Assia Djebar : « Mon premier livre résulte d’un pari »

Assia Djebar, photo: www.pwf.cz

Fernando Arrabal, Gao Xingjian, Ian Banks font partie des personnalités de la littérature invitées au Festival des écrivains de Prague cette année. Il y a aussi Assia Djebar, écrivaine franco-algérienne, de langue française, première femme d’origine maghrébine à être entrée à l’Académie française en 2005. Auteure de nombreux romans dans lesquels les femmes ont une place significative, Assia Djebar revient sur la genèse, presque fortuite, de son écriture.

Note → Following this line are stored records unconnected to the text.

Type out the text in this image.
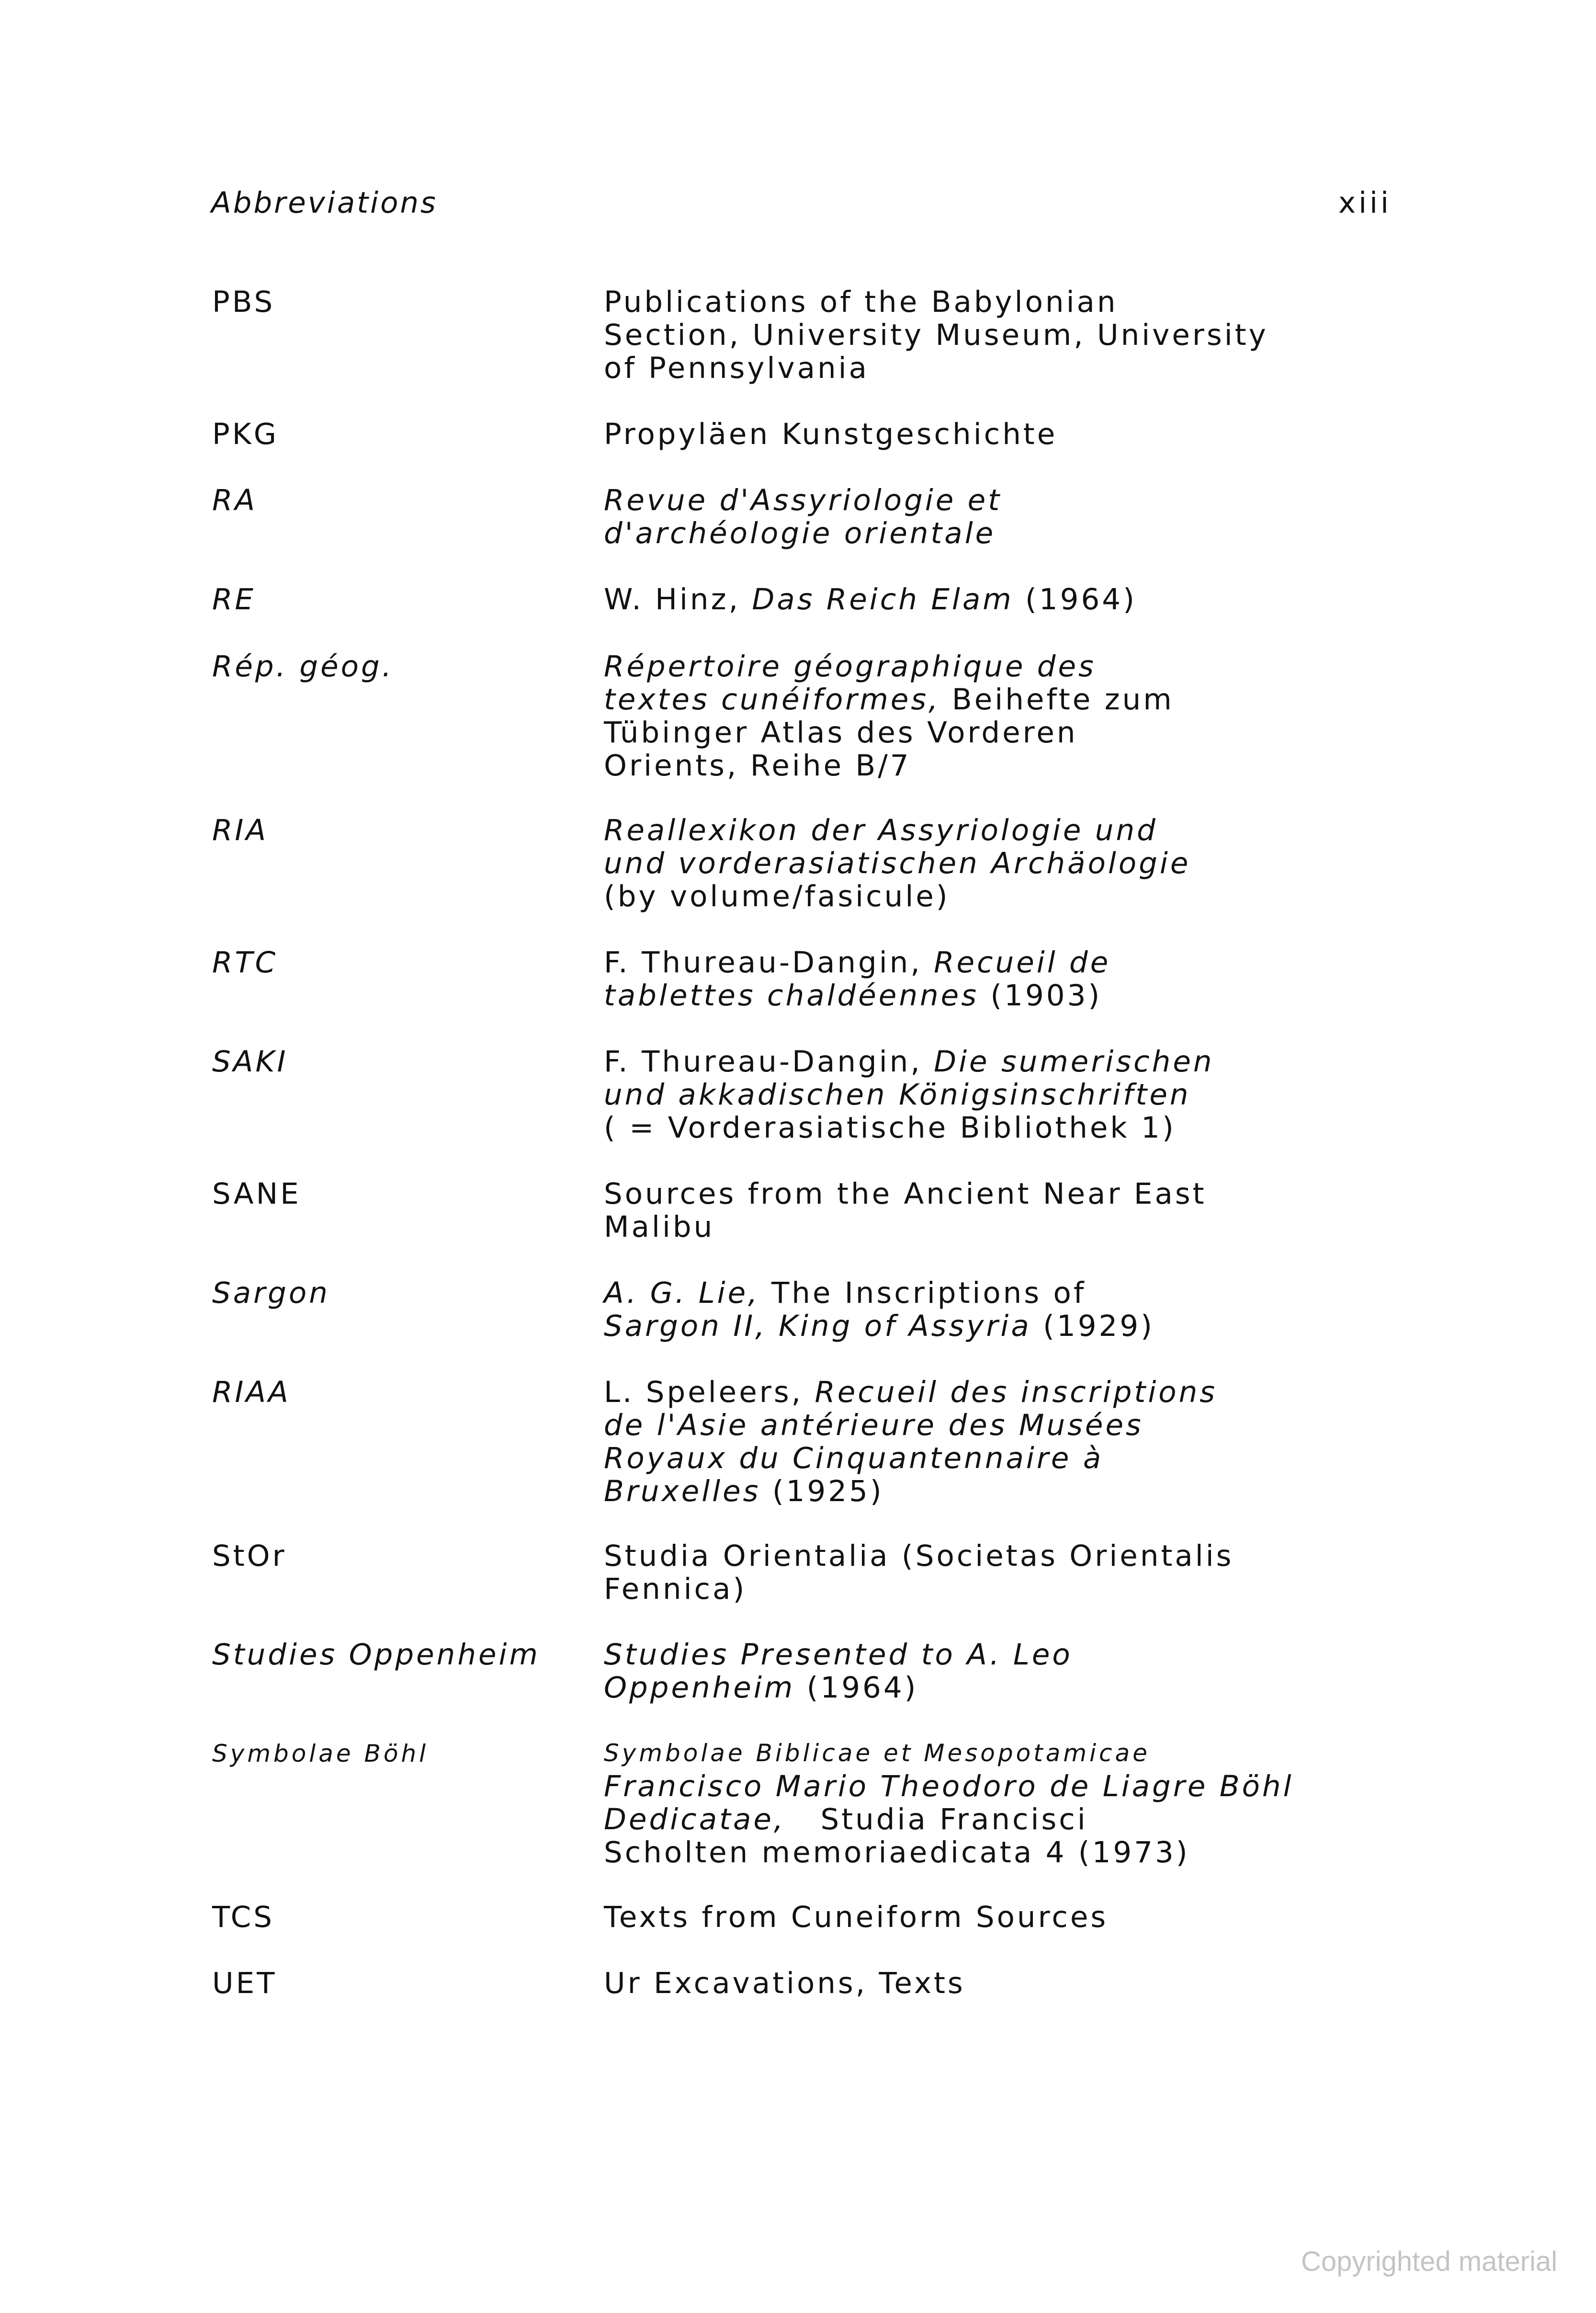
Abbreviations	xiii
PBS	Publications of the Babylonian
Section, University Museum, University
of Pennsylvania
PKG	Propyläen Kunstgeschichte
RA	Revue d'Assyriologie et
d'archéologie orientale
RE	W. Hinz, Das Reich Elam (1964)
Rép. géog.	Répertoire géographique des
textes cunéiformes, Beihefte zum
Tübinger Atlas des Vorderen
Orients, Reihe B/7
RIA	Reallexikon der Assyriologie und
und vorderasiatischen Archäologie
(by volume/fasicule)
RTC	F. Thureau-Dangin, Recueil de
tablettes chaldéennes (1903)
SAKI	F. Thureau-Dangin, Die sumerischen
und akkadischen Königsinschriften
( = Vorderasiatische Bibliothek 1)
SANE	Sources from the Ancient Near East
Malibu
Sargon	A. G. Lie, The Inscriptions of
Sargon II, King of Assyria (1929)
RIAA	L. Speleers, Recueil des inscriptions
de l'Asie antérieure des Musées
Royaux du Cinquantennaire à
Bruxelles (1925)
StOr	Studia Orientalia (Societas Orientalis
Fennica)
Studies Oppenheim	Studies Presented to A. Leo
Oppenheim (1964)
Symbolae Böhl	Symbolae Biblicae et Mesopotamicae
Francisco Mario Theodoro de Liagre Böhl
Dedicatae, Studia Francisci
Scholten memoriaedicata 4 (1973)
TCS	Texts from Cuneiform Sources
UET	Ur Excavations, Texts
Copyrighted material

Assia Djebar,  photo: www.pwf.cz
« J’ai commencé mon premier livre, qui s’appelait ‘La soif’, à 20 ans. C’était une sorte de pari. J’étais très jeune, j’étais encore à faire mes études, avec un fiancé de ma communauté, un Algérien comme moi. Il avait un livre, un peu léger, il me disait : ‘regarde comme il a du succès’... J’ai regardé et lui ai répondu : ‘ce type de livre s’écrit en dix jours, mais pour moi ça n’est pas de la littérature, c’est vendre une certaine image pour avoir un certain succès commercial’. Il m’a prise au mot, et en pariant, je suppose, je lui ai dit que des livres de ce genre, je les ferais en six heures par jour. C’est comme ça que j’ai écrit mon premier livre, purement par défi juvénile, parce que j’avais 20 ans. Donc pour le deuxième, j’ai un peu changé... »

Vous avez pris les choses au sérieux cette fois-ci...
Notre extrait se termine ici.